Auch wenn die Fälschungen immer professioneller werden, bleiben einige Alarmsignale, bei denen sich ein genaues Hingucken lohnt. Verordnungen mit Missbrauchspotenzial fallen Personal mit viel Berufserfahrung schnell ins Auge. Fälschungen können so im Rahmen der Beschaffungskriminalität auftreten. Die Täter verschaffen sich Drogen sowohl zum Eigengebrauch als auch zum Verkauf. In diesen Bereich fallen beispielsweise Benzodiazepine wie Diazepam, Alprazolam oder Bromazepam, aber auch andere schlafanstoßende und angstlösende Substanzen wie Zopiclon und Zolpidem. Auch Psychopharmaka und Antidepressiva wie Haloperidol, Fluoxetin oder Amitriptylin fallen auf. Der Dopaminagonist Pramipexol, der zur Behandlung der Parkinson-Krankheit eingesetzt wird, besitzt ebenfalls ein Missbrauchspotenzial, denn der Arzneistoff besitzt psychotrope und libidosteigernde Eigenschaften.
Zu den üblichen Verdächtigen gehören auch Schmerzmittel wie Tramadol, Tilidin oder Opiate. Suchtpatienten entdeckten den „Kick“ von Pregabalin bei Überdosierung vor allem in Kombination mit Alkohol oder Methadon. Statt der maximalen Tagesdosis von 600 mg werden bis zu 7500 mg konsumiert. Die Missbrauchsfälle und Giftnotrufe nahmen in den vergangenen Jahren rasant zu. Besondere Aufmerksamkeit ist auch Verordnungen mit Wachstumshormonen gefragt. Vor allem Somatropin hatte in der Vergangenheit finanziellen Schaden in den Apotheken verursacht.
Rezeptfälschungen können kopiert oder gedruckt sein. In einigen Fällen sind sie an Unstimmigkeiten in Bezug auf die Versichertendaten zu erkennen. Adressangaben können ganz fehlen oder das Geburtsjahr des Patienten nicht zweistellig aufgedruckt sein. Auffällig ist eine Verordnung auch, wenn der Versichertenstatus nicht mit dem Alter des Patienten zusammen passt.
So gilt der Status 1 für Versicherungspflichtige und -berechtigte, 2 für Familienversicherte und 3 für Rentner. Auch der Arztstempel wird von Fälschern manipuliert oder kann unvollständig sein. So kann es sein, dass die Telefonnummer nicht zur Praxis passt. Fehlt die Magnetcodierung am rechten unteren Rand des Muster-16-Formulars, kann es sich ebenfalls um eine Fälschung handeln.

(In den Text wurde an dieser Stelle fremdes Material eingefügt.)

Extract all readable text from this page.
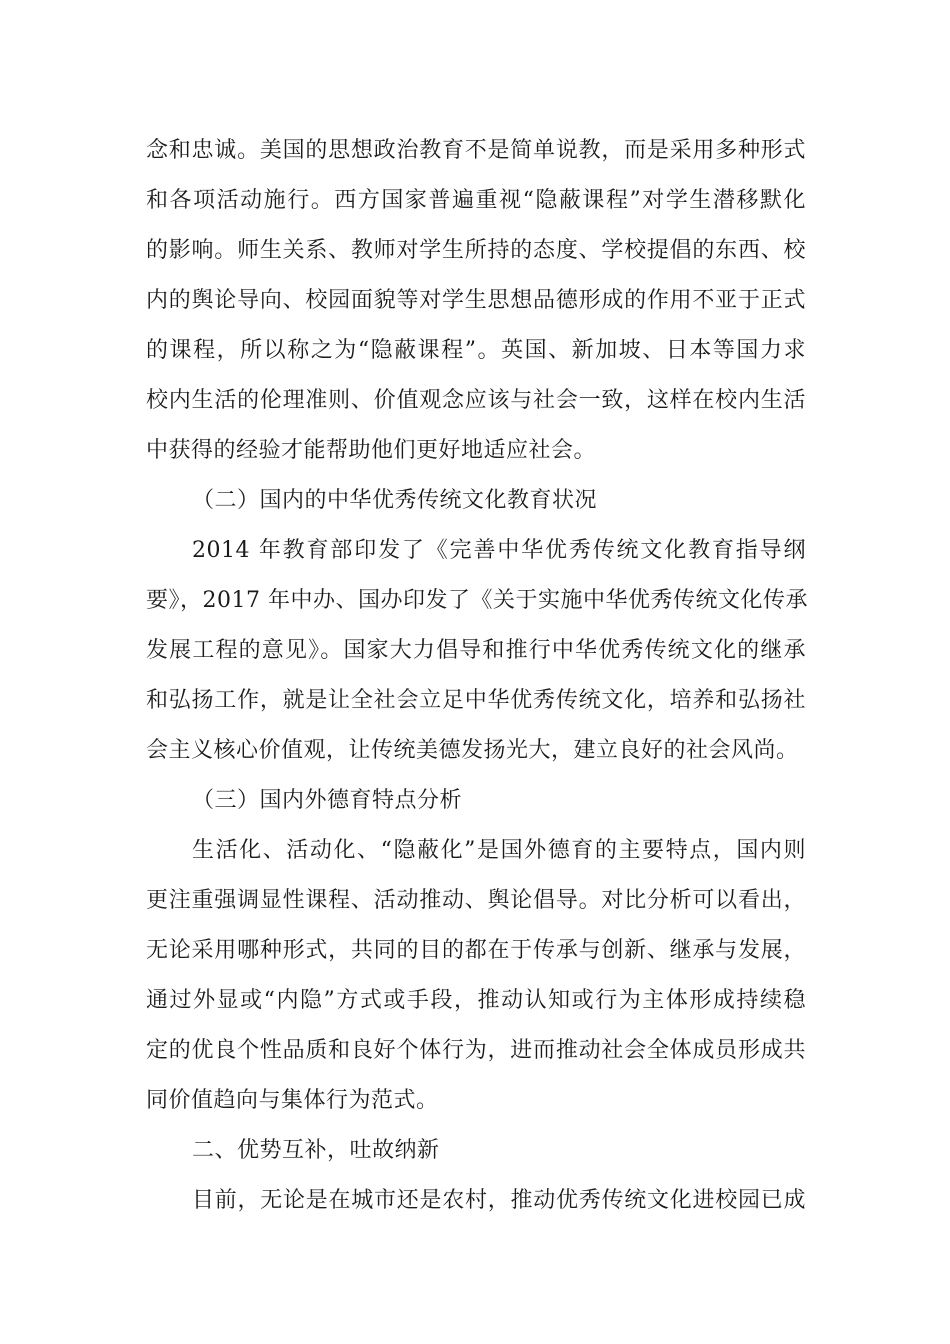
念和忠诚。美国的思想政治教育不是简单说教，而是采用多种形式
和各项活动施行。西方国家普遍重视“隐蔽课程”对学生潜移默化
的影响。师生关系、教师对学生所持的态度、学校提倡的东西、校
内的舆论导向、校园面貌等对学生思想品德形成的作用不亚于正式
的课程，所以称之为“隐蔽课程”。英国、新加坡、日本等国力求
校内生活的伦理准则、价值观念应该与社会一致，这样在校内生活
中获得的经验才能帮助他们更好地适应社会。
（二）国内的中华优秀传统文化教育状况
2014 年教育部印发了《完善中华优秀传统文化教育指导纲
要》，2017 年中办、国办印发了《关于实施中华优秀传统文化传承
发展工程的意见》。国家大力倡导和推行中华优秀传统文化的继承
和弘扬工作，就是让全社会立足中华优秀传统文化，培养和弘扬社
会主义核心价值观，让传统美德发扬光大，建立良好的社会风尚。
（三）国内外德育特点分析
生活化、活动化、“隐蔽化”是国外德育的主要特点，国内则
更注重强调显性课程、活动推动、舆论倡导。对比分析可以看出，
无论采用哪种形式，共同的目的都在于传承与创新、继承与发展，
通过外显或“内隐”方式或手段，推动认知或行为主体形成持续稳
定的优良个性品质和良好个体行为，进而推动社会全体成员形成共
同价值趋向与集体行为范式。
二、优势互补，吐故纳新
目前，无论是在城市还是农村，推动优秀传统文化进校园已成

Rezeptfälscher versuchen ihr Glück in Apotheken bevorzugt an einem Mittwoch, im Notdienst, kurz vor Ladenschluss oder am Wochenende. Apothekenmitarbeiter haben dann meist keine Möglichkeit, mit dem Arzt Rücksprache zu halten und die Verordnung zu verifizieren. In einigen Fällen wird auch der Lagerstatus der Arzneimittel vorab telefonisch nachgefragt.
Wer kein gutes Bauchgefühl hat und an der Richtigkeit der Verordnung zweifelt, kann zur Sicherheit die Patientendaten abfragen. Werden die Betrüger unsicher oder fordern ihr Rezept zurück, um schnell wieder zu verschwinden, konnte sich das mulmige Gefühl bestätigen.